Renewal Of Iran Sanctions Becomes Law Without Obama's Signature

In an unexpected reversal, President Obama declined to sign a renewal of existing sanctions against Iran but let it become law anyway, in an apparent bid to alleviate Tehran’s concerns that the U.S. is backsliding on the nuclear agreement.

The White House press secretary Josh Earnest said Obama had decided to let it become law without his signature.

Press TV reports:

The US Senate passed a 10-year extension of the Iran Sanctions Act (ISA) on December 1, sending the measure to the White House for Obama to sign into law.

The House of Representatives voted 419 to 1 last month to reauthorize ISA, which was first introduced in 1996 to punish investments in Iran’s energy industry based on accusations that Tehran was pursuing non-civilian objectives in its nuclear energy program.

Under the US Constitution, the president has 10 days after Congress passes legislation to sign it, reject it or do nothing.

The White House had said that the US president was expected to sign the bill into law, but Obama did not approve the measure as the Wednesday midnight deadline passed.

In a statement late on Wednesday, White House Press Secretary Josh Earnest said the president had decided to allow the legislation to become law without his signature.

“The administration has, and continues to use, all of the necessary authorities to waive the relevant sanctions” lifted as part of the nuclear deal between Iran and the 5+1 group of countries, Earnest said.

Iran and the five permanent members of the UN Security Council — the United States, Britain, Russia, China, France as well as Germany – reached a landmark nuclear agreement last year, under which Tehran agreed to limit some aspects of its nuclear program in exchange for the removal of nuclear-related sanctions.

The two sides began implementing the deal, dubbed the Joint Comprehensive Plan of Action (JCPOA), on January 16. However, members of Congress said they wanted ISA to be extended for another decade to send a strong signal that any US president would have the ability to “snap back” sanctions on Iran.

“This administration has made clear that an extension of the Iran Sanctions Act, while unnecessary, is entirely consistent with our commitments in the Joint Comprehensive Plan of Action (JCPOA),” Earnest said.

“Consistent with this longstanding position, the extension of the Iran Sanctions Act is becoming law without the president’s signature,” he added.

“Ensuring the continued implementation of the JCPOA is a top strategic objective for the United States and for our allies and partners around the world,” the Earnest statement said.

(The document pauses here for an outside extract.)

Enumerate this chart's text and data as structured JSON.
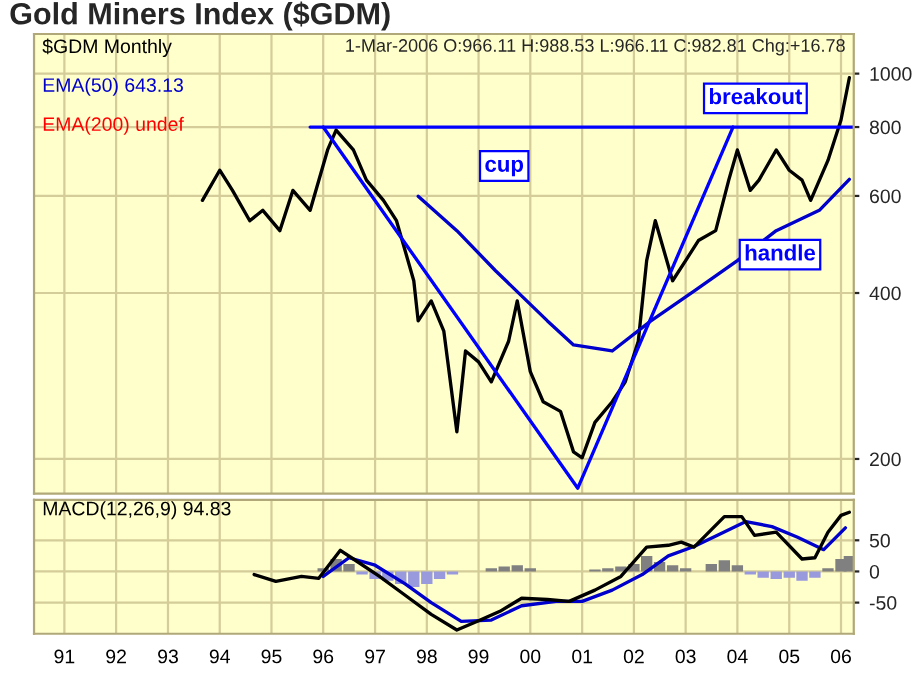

Iran had vowed to respond strongly if the sanctions were renewed, saying they violate the nuclear deal between Iran and the 5+1 group.

Iranian President Hassan Rouhani said on Tuesday that Iran had warned that the approval of the ISA would amount to a breach of the nuclear deal.

The Obama administration has expressed reservations about the utility of the legislation, yet American lawmakers argued that renewing the law was critical to maintaining pressure on Iran, claiming that Iran would be unaffected by the renewal, as long as it continues honoring the nuclear deal.

US Secretary of State John Kerry said on Wednesday he had told Iranian Foreign Minister Mohammad Javad Zarif that “to ensure maximum clarity,” the State Department had issued new, redundant waivers exempting Iran from sanctions lifted under the nuclear agreement.

“Extension of the Iran Sanctions Act does not affect in any way the scope of the sanctions relief Iran is receiving under the deal or the ability of companies to do business in Iran consistent with the JCPOA,” Kerry argued.